I'm more interested in some of the reactions to Petraeus's sin. “How,” reporters, columnists, and bloggers ask, ”could such an intelligent man – the head of the Central Intelligence Agency – make such a dumb mistake?”

The answer, of course, is that intelligence and morality don't really have anything to do with each other. A good intellect doesn't automatically mean good judgment. Sin can make people do dumb things.

I'm a pretty smart guy; more than smart enough to think through, in the abstract, the consequences of my actions and inactions. That often doesn't make a difference when the moment of decision comes; either I don't stop to think, or I ignore my reasoning to do what I want, or I convince myself that this time the consequences will work out differently. Intelligence – “knowing better” – has not helped me to actually do better. And I don't think I'm alone. Very few people, if told that they need to lose weight or stop smoking or spend more time with their family or give more of their time and money, will say, “Oh, thank you. I didn't know that. Now that I know that, I will immediately make the appropriate changes.” It's nice to think that Petraeus's problem – and our problems – are simply the result of not being quite smart enough, something that could be fixed simply with a little careful thought or the right kind of education or some better decision-making. In reality, though, our problems run much deeper than the mind; they affect the heart and the will.

Our society values intelligence. For the first eighteen years or so of your life, you're evaluated primarily on the basis of your intelligence and how well you apply it in school. Even into adulthood, your IQ has a huge impact on college, career and income. Surprisingly, and in contrast to modern society, the Bible has almost nothing to say about intelligence. In fact, other than describing a few people (Abigail, Solomon, Daniel, and Sergius Paulus) as smart, Scripture only mentions intelligence once, in Isaiah 29:14 (also quoted in 1 Cor 1:19):

Therefore once more I will astound these people
with wonder upon wonder;
The wisdom of the wise will perish,
the intelligence of the intelligent will vanish.

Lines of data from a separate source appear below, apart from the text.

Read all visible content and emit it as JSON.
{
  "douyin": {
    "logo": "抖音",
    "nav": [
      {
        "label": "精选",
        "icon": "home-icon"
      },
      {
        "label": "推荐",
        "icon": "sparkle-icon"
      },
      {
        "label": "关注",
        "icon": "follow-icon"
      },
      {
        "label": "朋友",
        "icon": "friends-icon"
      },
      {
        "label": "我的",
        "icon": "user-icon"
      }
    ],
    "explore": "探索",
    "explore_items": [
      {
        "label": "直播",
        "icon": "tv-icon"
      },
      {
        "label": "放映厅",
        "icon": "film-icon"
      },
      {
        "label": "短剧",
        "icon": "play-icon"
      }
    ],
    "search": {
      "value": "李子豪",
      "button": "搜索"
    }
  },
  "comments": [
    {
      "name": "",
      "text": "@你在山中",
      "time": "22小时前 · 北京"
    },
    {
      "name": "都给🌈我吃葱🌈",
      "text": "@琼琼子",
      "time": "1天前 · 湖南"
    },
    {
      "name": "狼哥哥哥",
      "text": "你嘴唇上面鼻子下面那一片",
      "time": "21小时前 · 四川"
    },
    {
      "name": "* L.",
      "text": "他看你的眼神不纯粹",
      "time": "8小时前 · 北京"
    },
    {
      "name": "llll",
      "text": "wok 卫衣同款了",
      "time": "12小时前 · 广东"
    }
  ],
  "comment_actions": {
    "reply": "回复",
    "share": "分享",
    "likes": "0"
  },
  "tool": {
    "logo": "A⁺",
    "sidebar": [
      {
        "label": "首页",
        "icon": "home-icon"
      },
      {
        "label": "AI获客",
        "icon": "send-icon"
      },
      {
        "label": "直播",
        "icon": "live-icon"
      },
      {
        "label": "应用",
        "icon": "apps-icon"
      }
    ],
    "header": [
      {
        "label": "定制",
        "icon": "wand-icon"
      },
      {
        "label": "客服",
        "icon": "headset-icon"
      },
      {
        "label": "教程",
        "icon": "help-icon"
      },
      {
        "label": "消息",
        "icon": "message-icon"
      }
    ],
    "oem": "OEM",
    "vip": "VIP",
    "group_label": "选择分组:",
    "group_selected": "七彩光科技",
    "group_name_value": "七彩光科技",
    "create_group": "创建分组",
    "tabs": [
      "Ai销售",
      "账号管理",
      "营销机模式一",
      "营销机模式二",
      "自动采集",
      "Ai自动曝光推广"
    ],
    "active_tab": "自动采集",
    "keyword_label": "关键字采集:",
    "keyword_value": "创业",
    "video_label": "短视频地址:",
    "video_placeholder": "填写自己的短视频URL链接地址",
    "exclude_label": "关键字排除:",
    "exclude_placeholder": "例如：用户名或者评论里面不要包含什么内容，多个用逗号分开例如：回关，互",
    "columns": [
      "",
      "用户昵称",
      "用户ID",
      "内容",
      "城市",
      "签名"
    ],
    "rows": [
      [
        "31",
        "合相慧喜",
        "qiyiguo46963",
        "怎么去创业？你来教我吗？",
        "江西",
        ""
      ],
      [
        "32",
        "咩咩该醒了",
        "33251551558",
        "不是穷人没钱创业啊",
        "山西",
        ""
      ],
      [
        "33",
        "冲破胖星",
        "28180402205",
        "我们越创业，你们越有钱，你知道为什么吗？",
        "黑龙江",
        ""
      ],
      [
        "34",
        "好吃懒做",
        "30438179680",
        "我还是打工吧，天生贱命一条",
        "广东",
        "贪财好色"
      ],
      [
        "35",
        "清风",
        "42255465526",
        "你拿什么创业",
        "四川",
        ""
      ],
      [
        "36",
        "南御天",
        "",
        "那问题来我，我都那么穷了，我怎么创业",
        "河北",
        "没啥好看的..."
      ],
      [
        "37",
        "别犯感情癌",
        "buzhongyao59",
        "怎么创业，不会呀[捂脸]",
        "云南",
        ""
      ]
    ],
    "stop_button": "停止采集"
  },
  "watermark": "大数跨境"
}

The Bible does, however, have a lot to say about wisdom: good judgment, “experienced and competent mastery of life and its various problems” (TDNT, p. 1057). The Bible mentions wisdom hundreds of times, with Proverbs 9:10 being one of the best known verses:

The fear of the Lord is the beginning of wisdom,
and knowledge of the Holy One is understanding.

Intelligence, schooling, knowledge, and reasoning are all good things, and I'm very thankful for them. But it's good to remember that they won't ultimately save us, and they may not even protect us in the short term from the destruction and humiliation that sin can bring. Wisdom, good judgment, and the fear of the Lord are far more important.